DUBLIN – The lead European Union data privacy regulator for Meta Platforms (NASDAQ: META) fined the social media giant 251 million euros ($263.5 million) on Tuesday for a 2018 Facebook security breach that affected 29 million users.
Meta notified Ireland’s Data Protection Commission at the time that cyber attackers had exploited a vulnerability in Facebook’s code that impacted the “View As” feature that lets users see what their own profile looks like to someone else.
That led to a breach in personal data including users’ full name, contact details, location, place of work, date of birth, religion, gender, and their children’s personal data, the DPC said.

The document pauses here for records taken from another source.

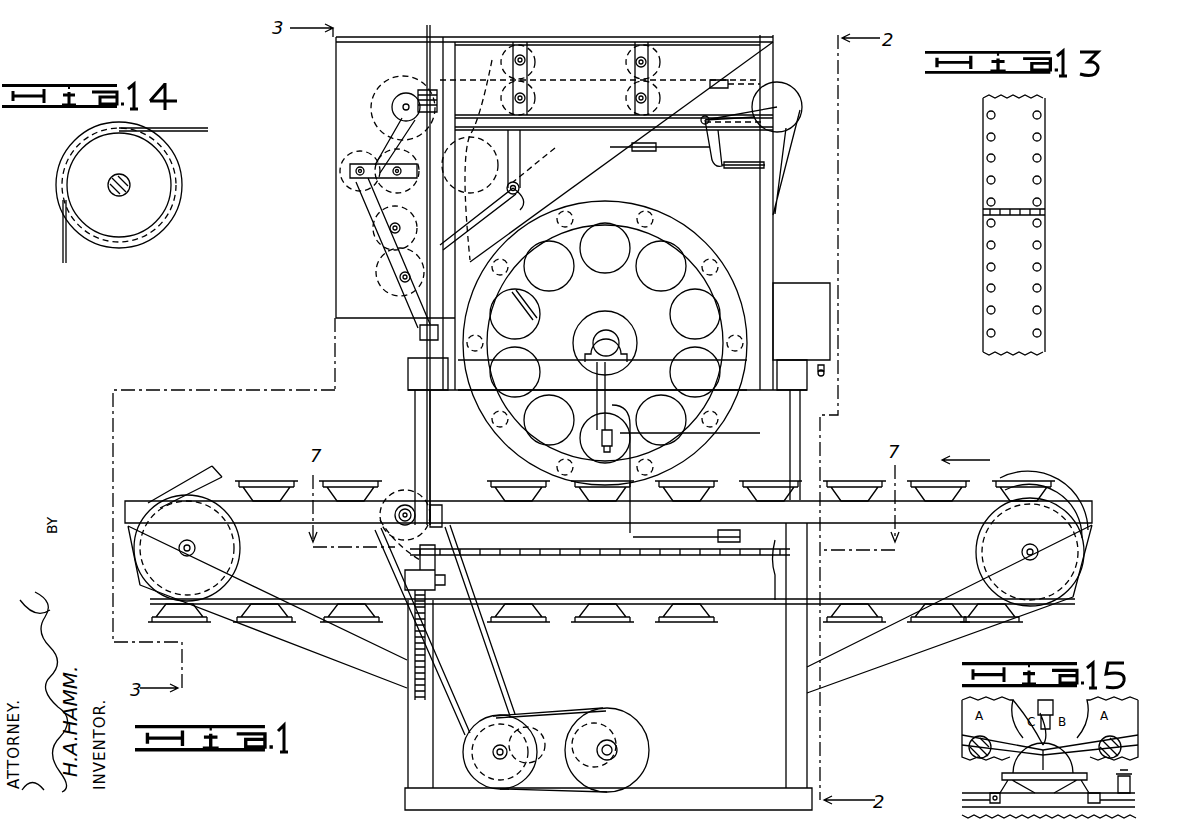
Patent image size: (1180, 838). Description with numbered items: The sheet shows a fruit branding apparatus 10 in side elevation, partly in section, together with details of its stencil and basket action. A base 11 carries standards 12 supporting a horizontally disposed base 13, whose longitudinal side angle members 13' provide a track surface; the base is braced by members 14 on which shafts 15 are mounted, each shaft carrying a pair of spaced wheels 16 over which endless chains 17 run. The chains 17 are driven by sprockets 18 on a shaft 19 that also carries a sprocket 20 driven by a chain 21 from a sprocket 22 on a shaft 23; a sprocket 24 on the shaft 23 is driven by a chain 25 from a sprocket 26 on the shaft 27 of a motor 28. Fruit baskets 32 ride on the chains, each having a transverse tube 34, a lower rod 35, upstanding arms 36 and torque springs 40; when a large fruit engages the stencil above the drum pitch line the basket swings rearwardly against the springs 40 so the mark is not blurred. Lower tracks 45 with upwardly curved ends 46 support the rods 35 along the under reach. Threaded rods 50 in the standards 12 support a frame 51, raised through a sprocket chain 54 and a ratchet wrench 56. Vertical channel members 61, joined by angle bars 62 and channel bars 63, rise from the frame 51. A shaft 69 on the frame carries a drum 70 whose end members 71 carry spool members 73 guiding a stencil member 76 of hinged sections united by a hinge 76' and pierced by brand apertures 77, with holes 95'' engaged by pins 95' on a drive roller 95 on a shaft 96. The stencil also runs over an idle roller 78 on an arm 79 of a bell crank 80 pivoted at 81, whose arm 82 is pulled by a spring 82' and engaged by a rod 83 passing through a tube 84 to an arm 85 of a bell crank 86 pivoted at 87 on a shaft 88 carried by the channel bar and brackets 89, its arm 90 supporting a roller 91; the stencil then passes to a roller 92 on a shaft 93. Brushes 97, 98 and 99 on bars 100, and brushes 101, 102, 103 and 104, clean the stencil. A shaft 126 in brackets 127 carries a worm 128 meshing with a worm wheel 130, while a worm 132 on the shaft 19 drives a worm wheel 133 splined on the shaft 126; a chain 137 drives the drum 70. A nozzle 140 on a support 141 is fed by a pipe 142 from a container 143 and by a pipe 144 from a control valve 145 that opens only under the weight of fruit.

In FIG. 1, the fruit branding apparatus 10 is at (840, 294).
In FIG. 1, the base 11 is at (718, 790).
In FIG. 1, the standards 12 is at (407, 752).
In FIG. 1, the horizontally disposed base 13 is at (621, 538).
In FIG. 1, the longitudinal side angle members 13' is at (1109, 511).
In FIG. 1, the bracing members 14 is at (326, 640).
In FIG. 1, the shafts 15 is at (194, 546).
In FIG. 1, the wheels 16 is at (232, 550).
In FIG. 1, the endless chains 17 is at (982, 500).
In FIG. 1, the sprockets 18 is at (388, 532).
In FIG. 1, the shaft 19 is at (403, 504).
In FIG. 1, the sprocket 20 is at (395, 548).
In FIG. 1, the chain 21 is at (492, 658).
In FIG. 1, the sprocket 22 is at (494, 716).
In FIG. 1, the shaft 23 is at (492, 754).
In FIG. 1, the sprocket 24 is at (528, 726).
In FIG. 1, the chain 25 is at (554, 712).
In FIG. 1, the sprocket 26 is at (600, 722).
In FIG. 1, the shaft 27 is at (610, 744).
In FIG. 1, the motor 28 is at (648, 745).
In FIG. 1, the conveyor frames or fruit baskets 32 is at (262, 480).
In FIG. 15, the conveyor frames or fruit baskets 32 is at (984, 781).
In FIG. 15, the transverse tube 34 is at (965, 793).
In FIG. 15, the rod 35 is at (1092, 793).
In FIG. 15, the upstanding arms 36 is at (1003, 774).
In FIG. 15, the torque springs 40 is at (1126, 772).
In FIG. 1, the lower tracks 45 is at (742, 620).
In FIG. 1, the curved track ends 46 is at (165, 490).
In FIG. 1, the rods 50 is at (414, 405).
In FIG. 1, the frame 51 is at (805, 380).
In FIG. 1, the sprocket chain 54 is at (592, 560).
In FIG. 1, the ratchet wrench 56 is at (404, 580).
In FIG. 1, the vertical channel members 61 is at (440, 370).
In FIG. 1, the angle bars 62 is at (680, 42).
In FIG. 1, the channel bars 63 is at (566, 118).
In FIG. 1, the shaft 69 is at (607, 330).
In FIG. 1, the drum 70 is at (690, 228).
In FIG. 15, the drum 70 is at (1136, 712).
In FIG. 1, the end members 71 is at (648, 236).
In FIG. 1, the spool members 73 is at (716, 234).
In FIG. 15, the spool members 73 is at (972, 740).
In FIG. 1, the stencil member 76 is at (793, 162).
In FIG. 13, the stencil member 76 is at (996, 225).
In FIG. 14, the stencil member 76 is at (142, 184).
In FIG. 15, the stencil member 76 is at (1050, 736).
In FIG. 13, the hinge 76' is at (1030, 205).
In FIG. 13, the apertures 77 is at (1020, 110).
In FIG. 1, the idle roller 78 is at (783, 85).
In FIG. 1, the arm 79 is at (745, 84).
In FIG. 1, the bell crank 80 is at (720, 112).
In FIG. 1, the pivot 81 is at (706, 115).
In FIG. 1, the arm 82 is at (705, 146).
In FIG. 1, the spring 82' is at (743, 176).
In FIG. 1, the rod 83 is at (660, 151).
In FIG. 1, the tube 84 is at (635, 158).
In FIG. 1, the arm 85 is at (540, 158).
In FIG. 1, the bell crank 86 is at (520, 188).
In FIG. 1, the pivot 87 is at (516, 194).
In FIG. 1, the bar 88 is at (506, 130).
In FIG. 1, the brackets 89 is at (492, 210).
In FIG. 1, the arm 90 is at (488, 162).
In FIG. 1, the roller 91 is at (470, 130).
In FIG. 1, the roller 92 is at (386, 290).
In FIG. 1, the shaft 93 is at (398, 278).
In FIG. 1, the roller 95 is at (403, 92).
In FIG. 14, the roller 95 is at (107, 185).
In FIG. 14, the pins 95' is at (139, 185).
In FIG. 13, the holes 95'' is at (1036, 224).
In FIG. 1, the shaft 96 is at (404, 106).
In FIG. 1, the brushes 97 is at (410, 226).
In FIG. 1, the brush 98 is at (346, 176).
In FIG. 1, the brush 99 is at (388, 140).
In FIG. 1, the bars 100 is at (400, 168).
In FIG. 1, the brush 101 is at (527, 45).
In FIG. 1, the brush 102 is at (533, 102).
In FIG. 1, the brush 103 is at (652, 68).
In FIG. 1, the brush 104 is at (654, 102).
In FIG. 1, the shaft 126 is at (426, 430).
In FIG. 1, the brackets 127 is at (420, 335).
In FIG. 1, the worm 128 is at (425, 90).
In FIG. 1, the worm wheel 130 is at (392, 100).
In FIG. 1, the worm 132 is at (394, 514).
In FIG. 1, the worm wheel 133 is at (444, 512).
In FIG. 1, the chain 137 is at (522, 316).
In FIG. 1, the nozzle 140 is at (601, 438).
In FIG. 1, the support 141 is at (596, 404).
In FIG. 1, the pipe 142 is at (724, 438).
In FIG. 1, the container 143 is at (822, 330).
In FIG. 1, the pipe 144 is at (650, 538).
In FIG. 1, the control valve 145 is at (720, 540).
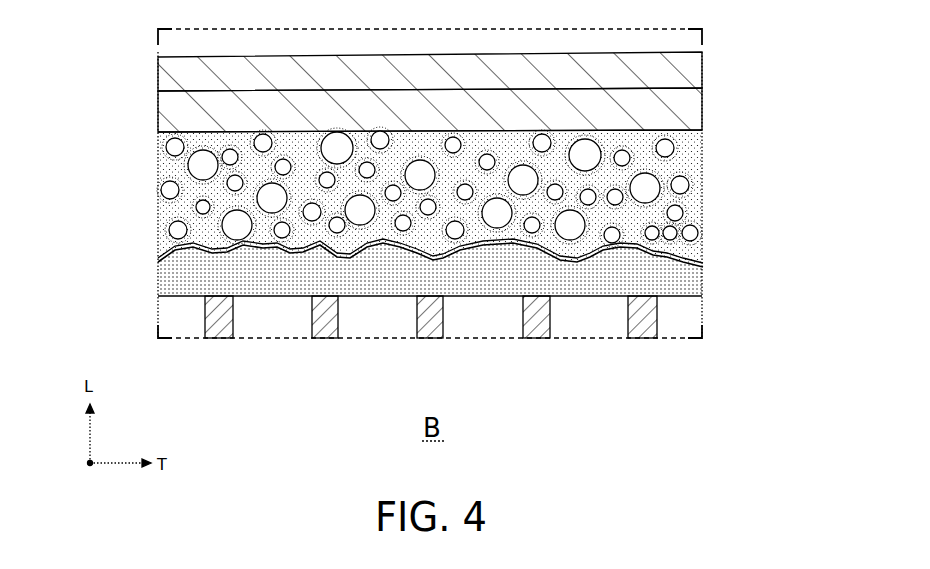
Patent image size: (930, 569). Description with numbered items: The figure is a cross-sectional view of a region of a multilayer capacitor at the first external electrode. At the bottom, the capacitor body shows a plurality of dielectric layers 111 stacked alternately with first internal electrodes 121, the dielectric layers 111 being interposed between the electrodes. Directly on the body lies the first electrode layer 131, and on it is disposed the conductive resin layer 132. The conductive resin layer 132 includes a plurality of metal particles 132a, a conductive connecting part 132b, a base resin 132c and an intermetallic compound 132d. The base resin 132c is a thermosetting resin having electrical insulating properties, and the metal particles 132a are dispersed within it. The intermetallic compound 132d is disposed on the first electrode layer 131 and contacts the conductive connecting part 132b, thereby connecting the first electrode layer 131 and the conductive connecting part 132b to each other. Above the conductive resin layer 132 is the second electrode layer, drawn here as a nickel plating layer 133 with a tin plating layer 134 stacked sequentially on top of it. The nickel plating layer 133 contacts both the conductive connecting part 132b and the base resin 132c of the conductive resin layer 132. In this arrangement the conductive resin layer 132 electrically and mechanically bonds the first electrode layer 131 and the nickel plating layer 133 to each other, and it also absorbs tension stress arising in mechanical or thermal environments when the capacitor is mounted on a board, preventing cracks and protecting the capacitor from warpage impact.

The tin plating layer 134 is at (703, 86).
The nickel plating layer 133 is at (703, 122).
The conductive resin layer 132 is at (508, 202).
The metal particles 132a is at (703, 188).
The conductive connecting part 132b is at (697, 222).
The base resin 132c is at (703, 160).
The intermetallic compound 132d is at (479, 258).
The first electrode layer 131 is at (483, 278).
The first internal electrodes 121 is at (647, 332).
The dielectric layers 111 is at (588, 322).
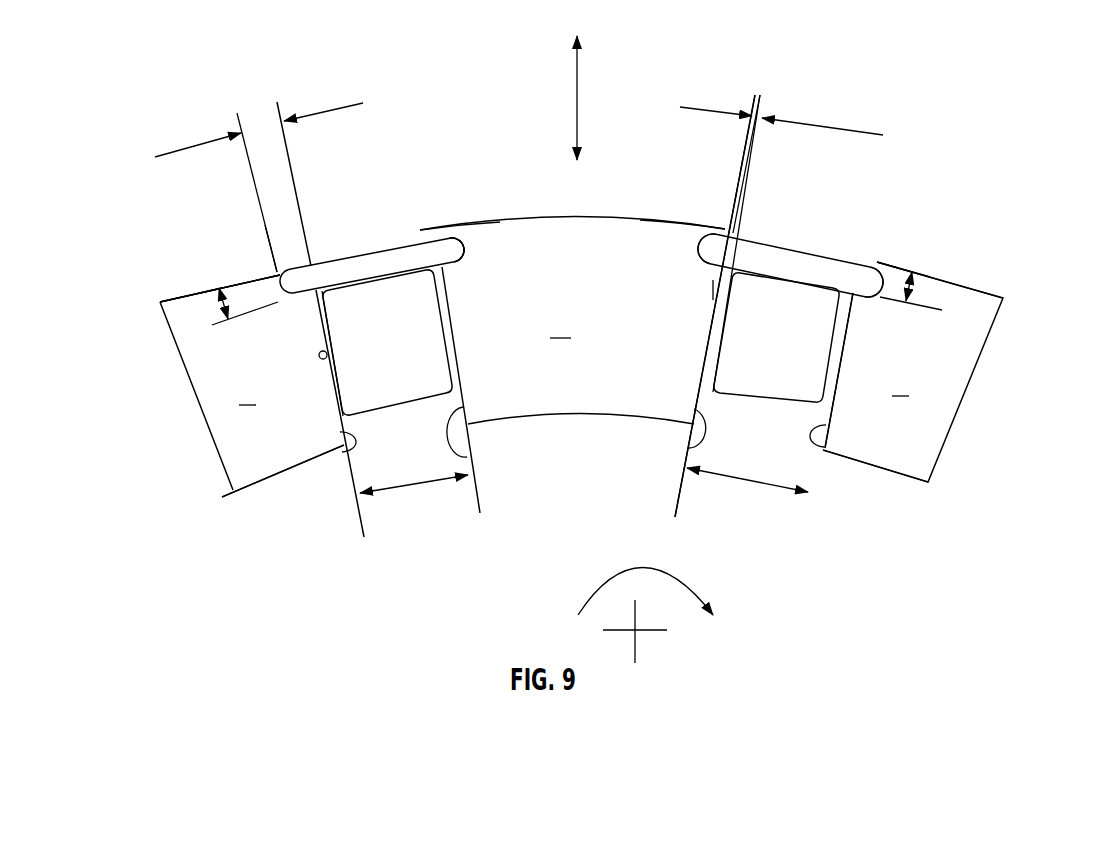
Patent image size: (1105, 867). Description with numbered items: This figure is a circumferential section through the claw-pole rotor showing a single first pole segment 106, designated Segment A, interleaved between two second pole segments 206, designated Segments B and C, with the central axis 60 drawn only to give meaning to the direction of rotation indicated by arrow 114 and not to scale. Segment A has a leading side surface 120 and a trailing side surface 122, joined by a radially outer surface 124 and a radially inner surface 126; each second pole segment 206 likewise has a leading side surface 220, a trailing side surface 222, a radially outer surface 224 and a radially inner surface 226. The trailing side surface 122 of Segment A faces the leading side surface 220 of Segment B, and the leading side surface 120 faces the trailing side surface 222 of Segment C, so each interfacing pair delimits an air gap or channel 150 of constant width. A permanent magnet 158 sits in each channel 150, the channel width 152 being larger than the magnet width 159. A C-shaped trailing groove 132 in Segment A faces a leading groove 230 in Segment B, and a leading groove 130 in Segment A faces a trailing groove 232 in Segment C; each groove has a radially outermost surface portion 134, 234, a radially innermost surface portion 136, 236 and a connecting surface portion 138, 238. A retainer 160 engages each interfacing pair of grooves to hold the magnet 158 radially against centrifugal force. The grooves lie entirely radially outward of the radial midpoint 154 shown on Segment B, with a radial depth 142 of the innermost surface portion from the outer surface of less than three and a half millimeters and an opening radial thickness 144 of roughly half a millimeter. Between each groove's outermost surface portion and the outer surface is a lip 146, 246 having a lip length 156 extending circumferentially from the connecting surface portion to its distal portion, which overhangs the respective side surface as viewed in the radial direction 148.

The central axis 60 is at (640, 640).
The first pole segment 106 is at (587, 326).
The arrow indicating direction of rotation 114 is at (597, 585).
The leading side surface 120 is at (692, 445).
The trailing side surface 122 is at (462, 455).
The radially outer surface 124 is at (550, 217).
The radially inner surface 126 is at (569, 421).
The leading groove 130 is at (671, 268).
The trailing groove 132 is at (473, 242).
The radially outermost surface portion 134 is at (733, 233).
The radially innermost surface portion 136 is at (717, 267).
The connecting surface portion 138 is at (697, 248).
The radial depth 142 is at (222, 285).
The radial thickness of groove opening 144 is at (913, 288).
The lip 146 is at (430, 230).
The radial direction 148 is at (573, 98).
The channel 150 is at (382, 442).
The channel width 152 is at (770, 490).
The radial midpoint 154 is at (320, 358).
The lip length 156 is at (190, 146).
The permanent magnet 158 is at (455, 357).
The magnet width 159 is at (422, 487).
The retainer 160 is at (383, 240).
The second pole segment 206 is at (143, 268).
The leading side surface 220 is at (344, 451).
The trailing side surface 222 is at (827, 452).
The radially outer surface 224 is at (172, 291).
The radially inner surface 226 is at (255, 487).
The leading groove 230 is at (258, 283).
The trailing groove 232 is at (877, 309).
The radially outermost surface portion 234 is at (290, 258).
The radially innermost surface portion 236 is at (298, 293).
The connecting surface portion 238 is at (245, 327).
The lip 246 is at (313, 262).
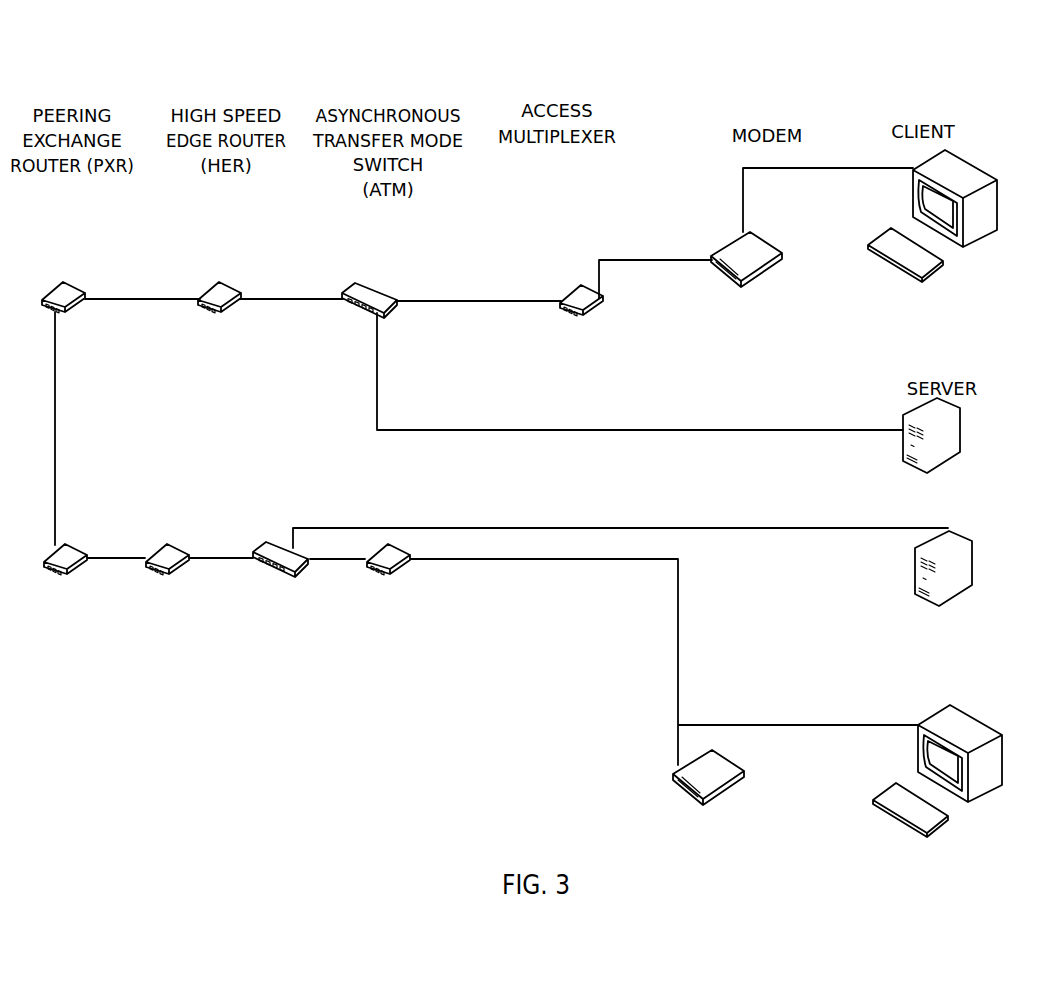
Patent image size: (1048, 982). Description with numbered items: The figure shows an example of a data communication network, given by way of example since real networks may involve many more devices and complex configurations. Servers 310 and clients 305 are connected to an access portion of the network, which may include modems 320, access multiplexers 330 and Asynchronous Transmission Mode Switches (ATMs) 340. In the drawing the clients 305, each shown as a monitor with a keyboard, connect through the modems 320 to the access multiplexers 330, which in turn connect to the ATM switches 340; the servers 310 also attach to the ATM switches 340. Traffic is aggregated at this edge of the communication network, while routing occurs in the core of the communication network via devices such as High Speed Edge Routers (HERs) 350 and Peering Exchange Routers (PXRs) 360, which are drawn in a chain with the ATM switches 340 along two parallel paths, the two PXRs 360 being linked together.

“By allowing unauthorized exposure of profile information, the vulnerabilities behind this breach caused a grave risk of misuse of these types of data,” DPC Deputy Commissioner Graham Doyle said in a statement.
Meta (NASDAQ: META) remedied the breach shortly after its discovery, the DPC said. Of the 29 million Facebook accounts impacted globally, about 3 million were based in the EU and European Economic Area.
The DPC is the lead EU regulator for most of the top U.S. internet firms due to the location of their EU operations in Ireland.
It has so far fined Meta almost 3 billion euros for breaches under the bloc’s General Data Protection Regulation (GDPR) introduced in 2018. This includes a record 1.2 billion euro fine in 2023, which Meta is appealing.
Meta said it will also appeal Tuesday’s decision and that it has a wide range of measures in place to protect users across its platforms.
“We took immediate action to fix the problem as soon as it was identified, and we proactively informed people impacted as well as the Irish Data Protection Commission,” a spokesperson for Meta said in a statement.